Beijing has drawn up a list of 33 apps guilty of collecting personal data deemed unnecessary for the provision of their service.
China has recalled 33 mobile apps for collecting more user data than it deems necessary to offer their service. The companies publishing these applications, which include Chinese giants like Baidu and Tencent, have less than 15 days to fill their gaps in the protection of their users' data.
Chinese authorities said via a brief statement on Saturday that the apps violated local regulations, primarily for collecting personal data that was not relevant to their service. Citing public complaints, Beijing says the operators of these applications have broken the rules, after evaluating many applications, including map navigation. These applications also collected personal information without the consent of their users, Chinese authorities say.
Among the list of 33 applications tackled by Beijing are applications published by Chinese technology giants such as Sogou, Baidu, Tencent, QQ and Zhejiang Jianxin Technology. These companies now have 10 days to rectify the problem, failing which they will be subject to sanctions under Chinese regulations.

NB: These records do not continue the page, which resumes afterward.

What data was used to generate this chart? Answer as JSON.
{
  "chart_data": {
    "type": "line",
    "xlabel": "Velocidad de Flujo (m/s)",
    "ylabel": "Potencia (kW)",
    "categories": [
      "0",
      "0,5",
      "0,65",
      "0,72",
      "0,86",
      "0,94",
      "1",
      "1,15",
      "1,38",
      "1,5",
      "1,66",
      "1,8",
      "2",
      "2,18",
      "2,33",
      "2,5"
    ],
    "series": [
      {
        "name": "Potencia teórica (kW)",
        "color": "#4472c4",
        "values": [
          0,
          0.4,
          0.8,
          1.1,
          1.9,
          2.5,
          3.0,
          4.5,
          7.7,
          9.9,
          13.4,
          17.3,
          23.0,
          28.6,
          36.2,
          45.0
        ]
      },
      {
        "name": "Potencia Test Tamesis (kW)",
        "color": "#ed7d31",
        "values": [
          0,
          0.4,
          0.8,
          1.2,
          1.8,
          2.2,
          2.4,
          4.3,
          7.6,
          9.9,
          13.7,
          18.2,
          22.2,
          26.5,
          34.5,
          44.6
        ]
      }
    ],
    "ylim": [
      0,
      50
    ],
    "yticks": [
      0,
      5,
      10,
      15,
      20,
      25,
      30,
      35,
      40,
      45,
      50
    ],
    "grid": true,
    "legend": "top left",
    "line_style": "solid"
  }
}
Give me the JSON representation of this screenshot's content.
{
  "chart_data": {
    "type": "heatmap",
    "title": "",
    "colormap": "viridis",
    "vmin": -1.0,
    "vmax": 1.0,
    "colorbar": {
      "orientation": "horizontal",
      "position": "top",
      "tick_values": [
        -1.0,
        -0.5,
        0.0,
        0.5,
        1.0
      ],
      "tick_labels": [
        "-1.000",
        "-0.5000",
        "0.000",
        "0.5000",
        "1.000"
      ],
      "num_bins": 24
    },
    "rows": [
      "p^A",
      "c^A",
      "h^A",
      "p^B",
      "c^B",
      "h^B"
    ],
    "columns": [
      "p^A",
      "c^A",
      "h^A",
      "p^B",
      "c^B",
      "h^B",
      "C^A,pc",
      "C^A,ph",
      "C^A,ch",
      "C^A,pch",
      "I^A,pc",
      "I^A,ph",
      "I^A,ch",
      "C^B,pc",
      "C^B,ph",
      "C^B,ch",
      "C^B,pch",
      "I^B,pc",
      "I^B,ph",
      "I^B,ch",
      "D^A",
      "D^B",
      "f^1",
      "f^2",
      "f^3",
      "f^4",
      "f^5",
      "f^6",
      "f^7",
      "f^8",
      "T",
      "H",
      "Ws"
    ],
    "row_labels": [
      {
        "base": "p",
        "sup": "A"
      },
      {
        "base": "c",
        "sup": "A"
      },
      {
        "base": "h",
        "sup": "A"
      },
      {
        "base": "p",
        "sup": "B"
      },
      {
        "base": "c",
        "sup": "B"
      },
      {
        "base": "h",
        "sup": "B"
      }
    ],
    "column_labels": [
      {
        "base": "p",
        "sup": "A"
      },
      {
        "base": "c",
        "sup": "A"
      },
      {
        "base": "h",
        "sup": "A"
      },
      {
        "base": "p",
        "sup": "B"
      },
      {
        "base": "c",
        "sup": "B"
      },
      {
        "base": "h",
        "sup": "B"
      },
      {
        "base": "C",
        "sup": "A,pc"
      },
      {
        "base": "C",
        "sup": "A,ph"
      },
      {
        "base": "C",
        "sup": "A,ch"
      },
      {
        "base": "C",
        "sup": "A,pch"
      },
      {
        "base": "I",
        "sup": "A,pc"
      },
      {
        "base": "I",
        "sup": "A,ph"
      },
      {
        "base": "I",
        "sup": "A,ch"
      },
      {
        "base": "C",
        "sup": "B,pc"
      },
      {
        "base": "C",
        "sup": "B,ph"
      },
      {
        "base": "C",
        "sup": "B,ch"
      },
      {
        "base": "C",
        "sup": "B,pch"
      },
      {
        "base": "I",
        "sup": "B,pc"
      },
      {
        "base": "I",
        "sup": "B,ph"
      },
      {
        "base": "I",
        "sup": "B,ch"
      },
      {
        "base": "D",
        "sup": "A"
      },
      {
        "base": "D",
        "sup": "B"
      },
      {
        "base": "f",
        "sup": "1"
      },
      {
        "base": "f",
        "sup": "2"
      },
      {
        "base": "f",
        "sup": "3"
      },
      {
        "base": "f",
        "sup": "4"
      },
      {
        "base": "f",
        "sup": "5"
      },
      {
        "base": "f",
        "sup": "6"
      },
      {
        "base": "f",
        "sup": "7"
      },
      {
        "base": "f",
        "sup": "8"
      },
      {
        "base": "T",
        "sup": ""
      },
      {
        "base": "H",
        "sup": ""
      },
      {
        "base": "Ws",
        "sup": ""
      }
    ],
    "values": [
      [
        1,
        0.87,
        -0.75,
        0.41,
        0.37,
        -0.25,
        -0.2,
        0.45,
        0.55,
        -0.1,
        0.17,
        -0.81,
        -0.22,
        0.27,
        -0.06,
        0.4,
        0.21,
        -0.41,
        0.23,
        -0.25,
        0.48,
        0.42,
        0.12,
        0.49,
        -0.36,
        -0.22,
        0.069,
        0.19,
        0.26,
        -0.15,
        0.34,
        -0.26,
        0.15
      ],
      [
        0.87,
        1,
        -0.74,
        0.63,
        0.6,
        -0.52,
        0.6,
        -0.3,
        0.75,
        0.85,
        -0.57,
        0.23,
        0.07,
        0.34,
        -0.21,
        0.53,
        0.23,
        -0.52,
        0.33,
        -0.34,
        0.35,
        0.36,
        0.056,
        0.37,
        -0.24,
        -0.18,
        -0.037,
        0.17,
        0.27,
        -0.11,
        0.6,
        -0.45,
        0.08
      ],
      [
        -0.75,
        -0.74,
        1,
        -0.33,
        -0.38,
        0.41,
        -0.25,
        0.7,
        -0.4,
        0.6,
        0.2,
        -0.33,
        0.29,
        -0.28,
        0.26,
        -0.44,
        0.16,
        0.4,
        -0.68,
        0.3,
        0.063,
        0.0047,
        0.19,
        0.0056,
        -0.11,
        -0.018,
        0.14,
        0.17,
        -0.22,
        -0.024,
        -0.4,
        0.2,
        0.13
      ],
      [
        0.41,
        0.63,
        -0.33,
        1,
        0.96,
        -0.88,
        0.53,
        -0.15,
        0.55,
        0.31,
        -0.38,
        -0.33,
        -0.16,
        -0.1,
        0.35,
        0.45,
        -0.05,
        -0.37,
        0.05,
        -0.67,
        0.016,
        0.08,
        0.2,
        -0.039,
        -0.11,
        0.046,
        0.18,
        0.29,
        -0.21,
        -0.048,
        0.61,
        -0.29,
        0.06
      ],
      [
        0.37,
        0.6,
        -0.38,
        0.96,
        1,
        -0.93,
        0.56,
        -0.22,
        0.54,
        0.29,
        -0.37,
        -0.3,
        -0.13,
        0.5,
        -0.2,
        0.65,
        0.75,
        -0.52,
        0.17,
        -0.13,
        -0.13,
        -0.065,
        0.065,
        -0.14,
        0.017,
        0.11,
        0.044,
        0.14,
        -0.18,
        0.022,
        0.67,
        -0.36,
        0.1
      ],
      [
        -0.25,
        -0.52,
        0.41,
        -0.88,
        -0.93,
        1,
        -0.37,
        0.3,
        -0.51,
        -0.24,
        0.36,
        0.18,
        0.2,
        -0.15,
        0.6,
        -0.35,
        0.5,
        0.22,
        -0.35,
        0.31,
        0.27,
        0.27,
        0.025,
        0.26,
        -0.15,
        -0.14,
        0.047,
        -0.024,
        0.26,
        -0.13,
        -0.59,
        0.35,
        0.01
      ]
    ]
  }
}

The hunt for giants continues
In March, Beijing issued a regulation prohibiting mobile app developers from refusing to offer basic services to consumers who do not want to provide personal data unnecessary to the provision of those services. The Chinese government said at the time that the legislation would bring greater clarity on the types of data deemed necessary for the most common applications, including carpooling, instant messaging, e-commerce and map navigation.
For Beijing, the new regulations are necessary as mobile apps become more popular and the collection of a wide range of personal data becomes common. Chinese authorities note that several applications singled out seek personal information by bundling their services, effectively preventing their users from using their basic function if they refuse to authorize the use of their data.
In recent months, the Chinese government has stepped up efforts to tackle technology monopolies and their growing influence, and to protect consumers' rights on digital platforms. Last month, e-commerce giant Alibaba Group was fined a record $ 2.77 billion for violating Chinese antitrust regulations and "abusing its dominant market position."
The Chinese regulator said at the time that Alibaba had abused its strong market position since 2015 to prevent traders from using other online e-commerce platforms. These practices have had an impact on the free movement of goods and services, harming the business interests of a trader, and violating local anti-monopoly laws, the government agency said.